タイムラインからなにから編集ソフトごとコピーさせてもらおうと、ゴチャゴチャとした部屋を掻き分け、USBポートに自前のUSBを差し込む。
どうやらこいつは他にも複数RTAを走っている様だ。全てコピーさせてもらう。
さて、もうさすがにヤツは戻ってくる。ここで私の交渉力、とくとご覧あれ。
ガチャッ(玄関ドア閉)
とつとつとつ(廊下を歩く音)
ご対面。見た限り、典型的なガリヒョロくんといって差し支えないだろう。
相手の皮膚や体勢に異常はないので、話しかけることにした。
「初めまして、でいいのかな?」
…沈黙。口開いてんならなんかしゃべれこの野郎。
「キミ、RTA走者なんだね。ご近所にもいたなんて驚いたよ。」
…まじでこの人どうにかして。なに、失語症?るーちゃんなの?ならせめて手話してよ。分からないなりに分かろうとするからさ。
―あぅ。ウヴォぁ!
お、口から音がでた。しかしながら、私の期待に反し中身はもうゾンビ化している様だ。
たまにこういうのがあるから安心できない。
こっちに迫り来るゾンビ。まったく、しょうがないなぁ。
おじいちゃん謹製護身用催眠スプレーを顔に掛ける。目にしみないタイプならいいが。
こういうタイプのゾンビというのは、適合者にのみ起こりうる「ゾンビ脳が作られず既存の脳で代用する」という現象により誕生する。

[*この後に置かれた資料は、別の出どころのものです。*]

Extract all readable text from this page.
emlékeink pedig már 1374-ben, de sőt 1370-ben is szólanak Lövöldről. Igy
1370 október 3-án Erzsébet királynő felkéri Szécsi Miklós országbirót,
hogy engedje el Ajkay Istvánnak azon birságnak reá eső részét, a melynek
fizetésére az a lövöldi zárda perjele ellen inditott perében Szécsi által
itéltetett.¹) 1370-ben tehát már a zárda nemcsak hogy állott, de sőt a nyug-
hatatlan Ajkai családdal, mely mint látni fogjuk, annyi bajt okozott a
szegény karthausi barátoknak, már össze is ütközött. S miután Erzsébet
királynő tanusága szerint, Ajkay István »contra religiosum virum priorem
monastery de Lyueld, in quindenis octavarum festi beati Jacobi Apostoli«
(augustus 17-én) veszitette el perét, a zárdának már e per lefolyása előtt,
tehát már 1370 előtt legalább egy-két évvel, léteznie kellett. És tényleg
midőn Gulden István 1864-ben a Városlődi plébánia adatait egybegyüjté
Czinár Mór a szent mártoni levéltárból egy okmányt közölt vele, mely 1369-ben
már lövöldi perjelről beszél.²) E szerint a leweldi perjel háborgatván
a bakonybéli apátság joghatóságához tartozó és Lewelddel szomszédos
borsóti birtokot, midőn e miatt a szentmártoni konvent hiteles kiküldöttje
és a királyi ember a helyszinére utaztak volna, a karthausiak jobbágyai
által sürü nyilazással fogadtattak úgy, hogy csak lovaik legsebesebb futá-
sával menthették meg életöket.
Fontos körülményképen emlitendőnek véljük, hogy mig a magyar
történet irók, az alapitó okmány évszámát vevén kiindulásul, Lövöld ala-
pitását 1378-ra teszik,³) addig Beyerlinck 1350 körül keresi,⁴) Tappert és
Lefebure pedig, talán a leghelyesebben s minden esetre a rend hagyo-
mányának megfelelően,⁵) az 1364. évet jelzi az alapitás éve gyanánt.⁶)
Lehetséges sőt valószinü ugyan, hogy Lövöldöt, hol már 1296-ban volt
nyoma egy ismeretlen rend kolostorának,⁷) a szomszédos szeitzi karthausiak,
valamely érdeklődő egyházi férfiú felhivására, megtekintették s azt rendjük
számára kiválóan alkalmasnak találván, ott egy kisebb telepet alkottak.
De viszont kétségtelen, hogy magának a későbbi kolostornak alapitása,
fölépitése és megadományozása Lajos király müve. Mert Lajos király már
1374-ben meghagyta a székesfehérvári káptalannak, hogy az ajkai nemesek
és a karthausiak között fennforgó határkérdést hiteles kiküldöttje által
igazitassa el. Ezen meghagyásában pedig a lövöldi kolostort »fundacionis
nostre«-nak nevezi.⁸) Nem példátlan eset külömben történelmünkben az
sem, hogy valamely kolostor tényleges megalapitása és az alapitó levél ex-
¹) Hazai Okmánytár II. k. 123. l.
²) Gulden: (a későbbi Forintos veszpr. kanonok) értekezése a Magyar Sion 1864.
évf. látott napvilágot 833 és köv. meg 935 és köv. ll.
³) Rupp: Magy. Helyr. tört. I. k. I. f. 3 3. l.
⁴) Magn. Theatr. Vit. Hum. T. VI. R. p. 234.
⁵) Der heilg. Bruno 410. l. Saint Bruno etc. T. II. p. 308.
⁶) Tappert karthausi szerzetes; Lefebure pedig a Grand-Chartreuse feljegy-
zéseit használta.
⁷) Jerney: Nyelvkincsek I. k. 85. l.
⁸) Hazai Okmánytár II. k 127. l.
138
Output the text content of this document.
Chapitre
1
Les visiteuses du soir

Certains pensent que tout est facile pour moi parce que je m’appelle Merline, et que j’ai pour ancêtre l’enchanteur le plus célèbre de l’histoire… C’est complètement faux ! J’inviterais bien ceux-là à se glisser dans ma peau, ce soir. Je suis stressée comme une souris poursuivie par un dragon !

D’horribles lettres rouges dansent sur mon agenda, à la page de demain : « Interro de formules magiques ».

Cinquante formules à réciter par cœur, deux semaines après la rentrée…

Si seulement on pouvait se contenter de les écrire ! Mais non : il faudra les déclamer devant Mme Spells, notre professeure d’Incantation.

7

既存の脳はゾンビ脳と違い、強制的な指令割り込みに対する耐性、つまりはゾンビ特有の本能的行動を自らの意志で抑制できる力を持つのだ。
しかし、本能に基づく強制的な指令というのは中々に強いらしく、そこそこ度胸があり落ち着いてられる者でないと完全な制御をするのは困難だ。
まさに、目前の者はその一例だ。
知らないやつを持って帰るメリットはないし私の目的を達成するには何の関係もない。
眠るそいつを横目に見ながら、間違えてカット→貼り付けしてしまったすべてのデータが入ったUSBを回収、アパートのむさ苦しい一室を出た。
家に帰るが父はまだ荷解きの途中だった。あと2時間もあれば終わるだろう。
自室にあがり、動画編集ソフトを通してUSBの中身を見る。
今後の参考だけでなく過去を振り返るために。